Parents Kereszi and Donaldson (both photographers and alumni and faculty of Yale School of Art) and their daughter Ottilie (now in fourth grade) made IN during the pandemic. As a family, they each took photographs documenting lockdown life in their clapboard house in small-town Connecticut from March 2020 to spring 2021. The book blends their pictures together, creating what writer Cindy House describes in the afterword “a view in triplicate, like a novel with three main characters”.
From snow angels in winter to budding flowers in spring, the book captures the passing of time, encompassing this extraordinary and unprecedented year in a montage of tiny details; a pair of pyjama bottoms are suspended in mid-air as they’re flung across a hallway, a pumpkin rots on a porch step, various screens display homeschooling resources and cartoons, a loaf of bread is sliced, a doll lays prone in an armchair, a pair of small feet in stripy tights descend a staircase.

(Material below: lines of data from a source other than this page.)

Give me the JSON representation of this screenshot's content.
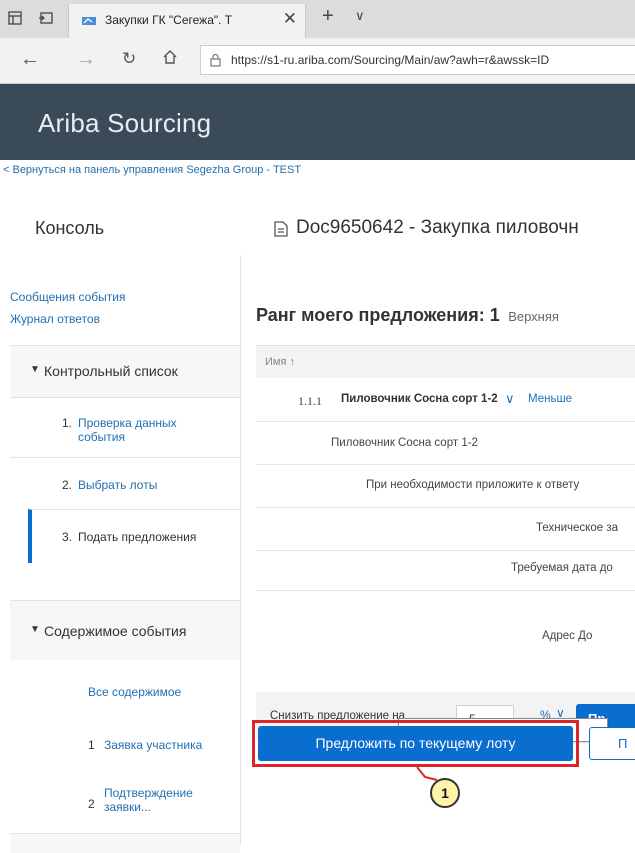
{
  "browser": {
    "tab_title": "Закупки ГК \"Сегежа\". Т",
    "url": "https://s1-ru.ariba.com/Sourcing/Main/aw?awh=r&awssk=ID"
  },
  "header": {
    "app_title": "Ariba Sourcing"
  },
  "breadcrumb": {
    "back_link": "< Вернуться на панель управления Segezha Group - TEST"
  },
  "console": {
    "title": "Консоль",
    "doc_title": "Doc9650642 - Закупка пиловочн"
  },
  "sidebar": {
    "links": [
      "Сообщения события",
      "Журнал ответов"
    ],
    "checklist": {
      "title": "Контрольный список",
      "items": [
        {
          "num": "1.",
          "label": "Проверка данных события"
        },
        {
          "num": "2.",
          "label": "Выбрать лоты"
        },
        {
          "num": "3.",
          "label": "Подать предложения"
        }
      ]
    },
    "content": {
      "title": "Содержимое события",
      "all": "Все содержимое",
      "items": [
        {
          "num": "1",
          "label": "Заявка участника"
        },
        {
          "num": "2",
          "label": "Подтверждение заявки..."
        }
      ]
    }
  },
  "main": {
    "rank_label": "Ранг моего предложения: 1",
    "rank_sub": "Верхняя",
    "col_name": "Имя ↑",
    "lot": {
      "num": "1.1.1",
      "name": "Пиловочник Сосна сорт 1-2",
      "less": "Меньше"
    },
    "rows": [
      "Пиловочник Сосна сорт 1-2",
      "При необходимости приложите к ответу",
      "Техническое за",
      "Требуемая дата до",
      "Адрес До"
    ],
    "bid": {
      "label": "Снизить предложение на",
      "value": "5",
      "unit": "%",
      "button": "Пр"
    },
    "tooltip": "Предложить по текущему лоту",
    "primary_button": "Предложить по текущему лоту",
    "secondary_button": "П",
    "callout": "1"
  },
  "colors": {
    "header_bg": "#3b4a59",
    "primary": "#0a6ed1",
    "link": "#1f6fb2",
    "highlight": "#d9262b",
    "callout_fill": "#fff3a8"
  }
}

“As photographers, we take pictures all the time anyway; it’s just our way of making sense of the world, of coping, of protecting ourselves, of collecting, of creating memories and preserving something – and creating beauty,” says Kereszi. “I think it helped us all weather the storm by having something else to do.”
Despite being confined in their “bubble” there’s a real sense of wonder and discovery throughout the book. The enforced isolation initiated a new way of exploring their near-surroundings and, as such, IN feels like a journey through a small planet. “It was a closer look at everything our feet and eyes could reach,” recalls Donaldson. For Ottilie, even the word ‘lockdown’ sounds incongruous with her memories of those times. “Lockdown? Were we really locked in, though?” says Ottilie. “I remember driving through lights – Christmas lights. And I think we found a dinosaur on the beach.” For clarification, Ottilie’s father recalls instead: “it was a dinosaur toy.”

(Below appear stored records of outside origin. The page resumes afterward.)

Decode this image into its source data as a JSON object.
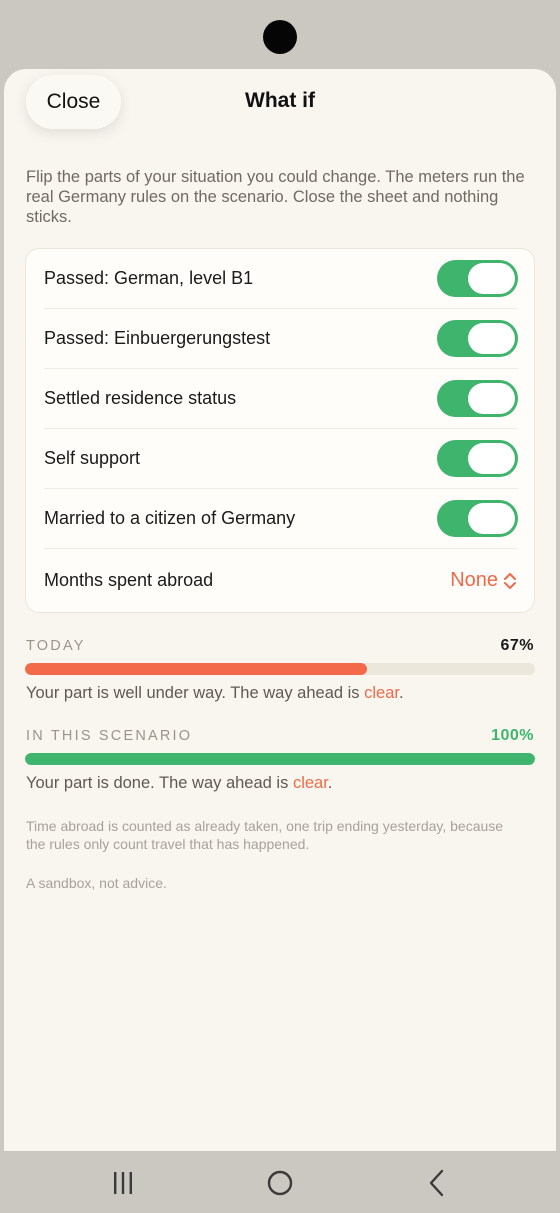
{
  "header": {
    "close_label": "Close",
    "title": "What if"
  },
  "intro": "Flip the parts of your situation you could change. The meters run the real Germany rules on the scenario. Close the sheet and nothing sticks.",
  "toggles": [
    {
      "label": "Passed: German, level B1",
      "on": true
    },
    {
      "label": "Passed: Einbuergerungstest",
      "on": true
    },
    {
      "label": "Settled residence status",
      "on": true
    },
    {
      "label": "Self support",
      "on": true
    },
    {
      "label": "Married to a citizen of Germany",
      "on": true
    }
  ],
  "months_abroad": {
    "label": "Months spent abroad",
    "value": "None"
  },
  "meters": {
    "today": {
      "label": "TODAY",
      "percent_text": "67%",
      "fraction": 0.67,
      "text_before": "Your part is well under way. The way ahead is ",
      "text_highlight": "clear",
      "text_after": ".",
      "color": "#f36a4a"
    },
    "scenario": {
      "label": "IN THIS SCENARIO",
      "percent_text": "100%",
      "fraction": 1.0,
      "text_before": "Your part is done. The way ahead is ",
      "text_highlight": "clear",
      "text_after": ".",
      "color": "#3fb46d"
    }
  },
  "footnote": "Time abroad is counted as already taken, one trip ending yesterday, because the rules only count travel that has happened.",
  "disclaimer": "A sandbox, not advice.",
  "colors": {
    "accent": "#ef6a49",
    "toggle_on": "#3fb46d"
  },
  "nav": {
    "icons": [
      "recent-apps-icon",
      "home-icon",
      "back-icon"
    ]
  }
}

“It was sort of a callback, for me, to the couple years right after I had Ottilie, when I worked on a project that helped pull me out of post-partum depression,” Kereszi recalls. “I would take pictures on walks with her, trying to see and navigate the outside world in a new way as a mother and caretaker, tethered to this new person. I had not thought before of these works being connected in that way – of a coming out and rediscovery during a period of transition and darkness.”
While photography was a way of mediating and understanding their experiences, it also acted as a way of enshrining these moments. “When I worked for Nan Goldin years ago, that idea that she obsessively used her photographs and diaries to have a record to refer to in order to create that memory and hold onto it – and onto someone – always influenced my idea of what photography might be really good at,” Kereszi explains.

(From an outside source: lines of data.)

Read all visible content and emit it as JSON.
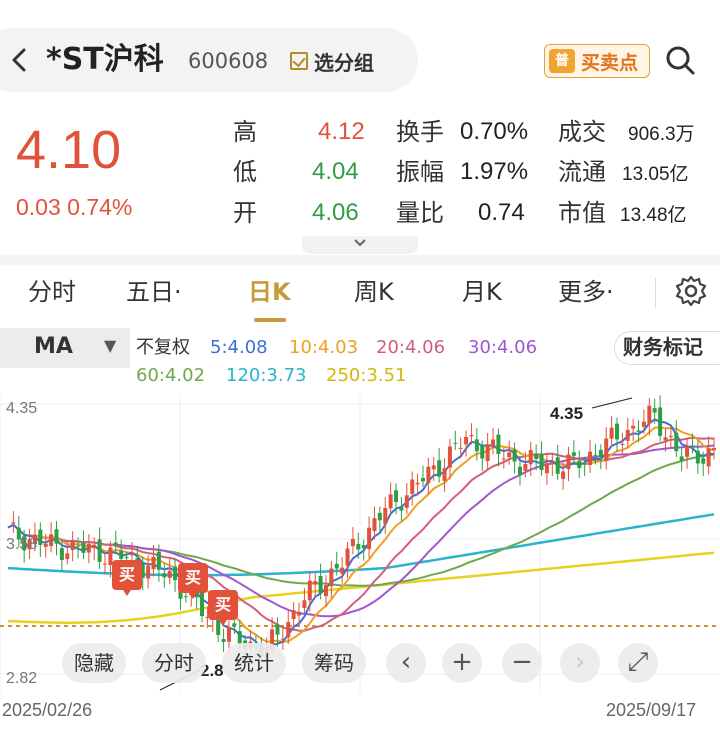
{
  "header": {
    "name": "*ST沪科",
    "code": "600608",
    "group_label": "选分组",
    "trade_icon_text": "普",
    "trade_label": "买卖点"
  },
  "quote": {
    "price": "4.10",
    "change": "0.03  0.74%",
    "high_label": "高",
    "high": "4.12",
    "low_label": "低",
    "low": "4.04",
    "open_label": "开",
    "open": "4.06",
    "turnover_label": "换手",
    "turnover": "0.70%",
    "amplitude_label": "振幅",
    "amplitude": "1.97%",
    "volratio_label": "量比",
    "volratio": "0.74",
    "volume_label": "成交",
    "volume": "906.3万",
    "float_label": "流通",
    "float_cap": "13.05亿",
    "mcap_label": "市值",
    "mcap": "13.48亿",
    "expand_icon": "chevron-down"
  },
  "tabs": [
    {
      "label": "分时"
    },
    {
      "label": "五日·"
    },
    {
      "label": "日K"
    },
    {
      "label": "周K"
    },
    {
      "label": "月K"
    },
    {
      "label": "更多·"
    }
  ],
  "ma_bar": {
    "select": "MA",
    "fq": "不复权",
    "ma5": "5:4.08",
    "ma10": "10:4.03",
    "ma20": "20:4.06",
    "ma30": "30:4.06",
    "ma60": "60:4.02",
    "ma120": "120:3.73",
    "ma250": "250:3.51",
    "finance_label": "财务标记"
  },
  "colors": {
    "up": "#e0533a",
    "down": "#2e9e46",
    "ma5": "#3d6fd6",
    "ma10": "#f0a020",
    "ma20": "#d0607a",
    "ma30": "#a057d0",
    "ma60": "#6fa84d",
    "ma120": "#2ab3cc",
    "ma250": "#e6d020"
  },
  "chart": {
    "y_top": "4.35",
    "y_mid": "3.58",
    "y_bottom": "2.82",
    "date_start": "2025/02/26",
    "date_end": "2025/09/17",
    "max_annotation": "4.35",
    "min_annotation": "2.8",
    "buy_tag": "买"
  },
  "chart_data": {
    "type": "candlestick",
    "x_range": [
      "2025/02/26",
      "2025/09/17"
    ],
    "y_range": [
      2.82,
      4.35
    ],
    "y_ticks": [
      4.35,
      3.58,
      2.82
    ],
    "period_high": 4.35,
    "period_low": 2.8,
    "ma_latest": {
      "MA5": 4.08,
      "MA10": 4.03,
      "MA20": 4.06,
      "MA30": 4.06,
      "MA60": 4.02,
      "MA120": 3.73,
      "MA250": 3.51
    }
  },
  "toolbar": {
    "hide": "隐藏",
    "intraday": "分时",
    "stats": "统计",
    "chips": "筹码",
    "prev": "‹",
    "zoom_in": "+",
    "zoom_out": "−",
    "next": "›",
    "fullscreen": "⤢"
  }
}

Yet, like memory, photography is highly subjective. “I think about my memories of that time, versus what the photographs depict,“ says Donaldson. “The world of the book has now re-shaped some of that experience and focused it around those particular moments. It is a completely recognisable record, but the more mundane parts of the memories of actual experience are now wearing away.”
For Kereszi, “I think that time was harder for me than what the pictures show. That is not to say that it is not accurate but sharing the authorship allows me to let go of my own individual and internalised trauma, and accept that as we made our way together, we were also seeing the same things in our own separate ways. And that is exciting, to see how another creative mind perceives a situation differently than how I might have remembered it, and how those images might interact with my own images.”
Our lives are made legible to us by stories: how we frame our experiences and how we choose to narrate them to ourselves and others. As a body of work, IN forms part of the fabric of this particular family’s ongoing process of storytelling, enquiry and self-mythologising, a constellation of fragments and details which, for them, shapes and provokes endless speculative configurations of meaning and recollection. As visitors invited into their home via the pages of this book, we bring our own stories to bear on their archive, relating the specifics of their world to our own and tracing the gaps and overlaps in between.
“Photography seems to me to be an excellent vehicle for making something within a frame be both specific to individual experience, yet easily translated by people not at the site of the moment of image creation. This translation is immediate, and takes into account both the similarities and differences,” says Donaldson.
“While this particular house and what fills it and our points of view are very specific and idiosyncratic, it does speak to that Diane Arbus quote that I sort of live by, at least artistically,” says Kereszi. “The more specific you are, the more general it’ll be.”
IN by Benjamin Donaldson, Ottilie Leete, and Lisa Kereszi is published by Roman Nvmerals, and is out now.